The Wild: La leyenda del Rock – Parte 51

Marzo de 2020: ¿Y dónde está Frank?
Lo dejamos a Smog y su Fender, y volvimos a la administración del Instituto. Nuevamente nos acercamos a Esther, la recepcionista, una mujer muy agradable de unos 45 años, y le pedimos más datos de aquel misterioso Anselmo Spotirri.
– No sé si debo darles esa información – Nos detuvo Esther.
– Esther, la necesitamos, estamos haciendo una importante investigación de la banda más legendaria del rock, y nuestras intenciones son solamente periodísticas, nadie va a salir lastimado de esta tarea, al contrario, queremos reflotar a estos genios olvidados, y darles el lugar de respeto y recuerdo que se merecen.
Luego de insistirle un rato, accedió a darnos un número de cuenta bancaria de la que les llegaban los pagos mensuales.
Con estos datos, recurrimos a un amigo hacker, especialistas en cuentas personales de todo tipo, y fuimos a dar, efectivamente, con un tal Anselmo Spotirri, 73 años, argentino (nacido en Puerto Madryn, Chubut, ese dato no cerraba con Frank, pero bien podría haber sido falsificado, como su nombre actual), y con dirección en la ciudad de El Bolsón, Provincia del Chubut, calle Subida de Márquez Sin Número, Esquina Avenida Belgrano.
El corazón me latía sin frenos, ¿Estaría allá Frank? Comenzamos a imaginar situaciones alocadas, Frank armó una secta adoradora de la grosella, Frank tiene una plantación de frutillas gigantes, Frank está descansando de una vida agitada, Frank da clases de guitarra a los chicos del lugar, Frank está vivo, como dice Calamaro, “Está lavando la limo, Cuando el sol empieza a caer, Supongo que está en su casa en una bata de seda mirando diez canales a la vez”.

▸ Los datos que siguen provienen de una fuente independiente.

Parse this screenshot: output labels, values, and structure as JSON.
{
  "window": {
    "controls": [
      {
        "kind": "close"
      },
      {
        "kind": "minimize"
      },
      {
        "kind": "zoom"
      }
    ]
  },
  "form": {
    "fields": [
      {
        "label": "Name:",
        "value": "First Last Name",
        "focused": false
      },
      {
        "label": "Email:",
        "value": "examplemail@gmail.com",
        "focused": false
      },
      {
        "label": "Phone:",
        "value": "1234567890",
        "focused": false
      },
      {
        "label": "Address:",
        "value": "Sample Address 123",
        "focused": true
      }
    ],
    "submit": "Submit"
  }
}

El mundo estaba comenzando a padecer la cuarentena por la nueva pandemia del Covid-19. Argentina aún estaba libre del virus y todo era razonablemente normal hasta ese momento. Muchos países ya habían declarado una cuarentena total, y nuestro país estaba cerca de hacerlo. De todas maneras, nos arriesgamos y partimos hacia al encuentro probable con el gran Frank Spoth. Era el 3 de marzo, nos subimos al auto con dos valijas escasas, y encaramos hacia el Bolsón.

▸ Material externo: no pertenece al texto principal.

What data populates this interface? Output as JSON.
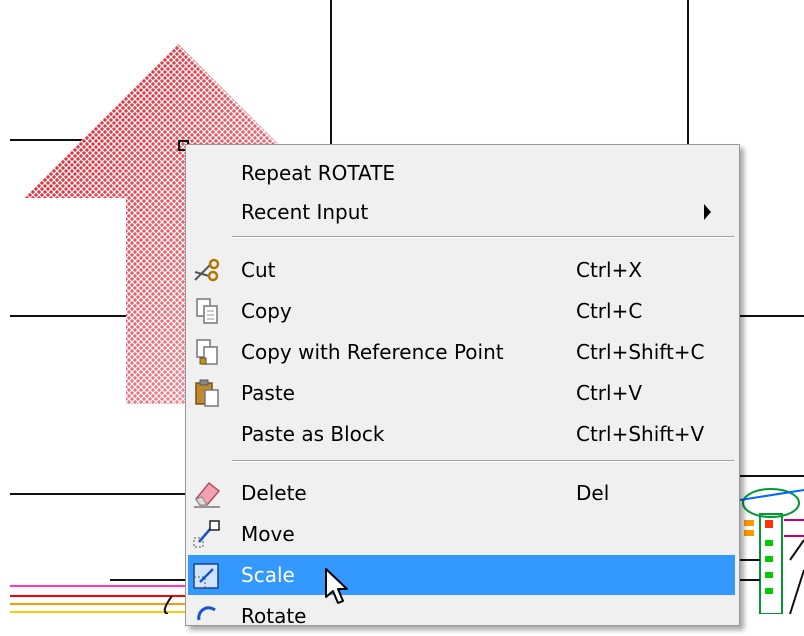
{
  "menu": {
    "items": [
      {
        "label": "Repeat ROTATE",
        "shortcut": "",
        "icon": "",
        "submenu": false
      },
      {
        "label": "Recent Input",
        "shortcut": "",
        "icon": "",
        "submenu": true
      },
      {
        "label": "Cut",
        "shortcut": "Ctrl+X",
        "icon": "scissors-icon",
        "submenu": false
      },
      {
        "label": "Copy",
        "shortcut": "Ctrl+C",
        "icon": "copy-icon",
        "submenu": false
      },
      {
        "label": "Copy with Reference Point",
        "shortcut": "Ctrl+Shift+C",
        "icon": "copy-base-point-icon",
        "submenu": false
      },
      {
        "label": "Paste",
        "shortcut": "Ctrl+V",
        "icon": "paste-icon",
        "submenu": false
      },
      {
        "label": "Paste as Block",
        "shortcut": "Ctrl+Shift+V",
        "icon": "",
        "submenu": false
      },
      {
        "label": "Delete",
        "shortcut": "Del",
        "icon": "eraser-icon",
        "submenu": false
      },
      {
        "label": "Move",
        "shortcut": "",
        "icon": "move-icon",
        "submenu": false
      },
      {
        "label": "Scale",
        "shortcut": "",
        "icon": "scale-icon",
        "submenu": false,
        "highlighted": true
      },
      {
        "label": "Rotate",
        "shortcut": "",
        "icon": "rotate-icon",
        "submenu": false
      }
    ]
  },
  "colors": {
    "menu_bg": "#f0f0f0",
    "highlight": "#3399ff",
    "hatch_red": "#e0202a"
  }
}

El viaje era largo, pero la ansiedad superaba todas las demoras.
Luego de varias horas arriba del auto, interrumpidas sólo para cargar nafta y comer algo, en algunos paradores de la ruta, llegamos a la ciudad. Era casi otoño, pero aún hacía calor.
Las calles arboladas, los campos aledaños, llenos de vegetación, se iban marchitando poco a poco, dando lugar al inminente otoño y luego al invierno frío y húmedo de la zona. Pero aún había flores y hojas verdes, insinuando la abrumadora belleza de la región.
Llegamos casi de noche, y nos instalamos en el Hotel La Escampada. Dejamos las valijas en la habitación y bajamos a cenar.
Mientras estábamos entre la gente del lugar, preguntamos si alguien conocía a Anselmo Spotirri, un vecino de la ciudad.
Un tal Romualdo Anterrez se nos acercó. “Yo lo conozco” nos dijo. “Hace años que Don Anselmo vive por acá, calculo que desde 1980. Se dedica a cultivos regionales. La esposa hace artesanías con madera y las venden en la feria artesanal. Un tipo macanudo, muy generoso.
Eso nos bastó. Fue suficiente como para ponernos a latir el corazón a toda velocidad.
Aquella noche, en la habitación, no pude dormir. Me pasé la noche escribiendo una y otra vez, lo que le iba a preguntar, lo que le iba a decir.
Llegó la mañana, salió el sol, y sin dormir me di un baño y bajé a tomar un café, aún era muy temprano para ir a la casa de Don Anselmo.
Finalmente, se hicieron las diez de la mañana y no aguantamos más. Agarramos el grabador, la cámara y hacia allá nos fuimos, a la quinta de Spotirri.
Llegamos, para el auto en la puerta, al costado de una tranquera desvencijada.
Alrededor, una explosión de colores ocres, propios del inminente otoño, y un paisaje que se mostraba como un paraíso en medio del planeta . Bajamos, golpeamos las manos a modo de llamado una, dos, tres veces, cuando de repente, caminando por un camino de lajas que salía desde atrás de unos arbustos, se acercó una señora mayor, unos setenta años, menuda, con trenzas largas y rojas, pecas y ojos grandes. Se acercaba sonriente.
No había dudas. Aquella mujer salida de un cuento de hadas, no era otra que María Teresa Saldivia, la primera novia de Frank.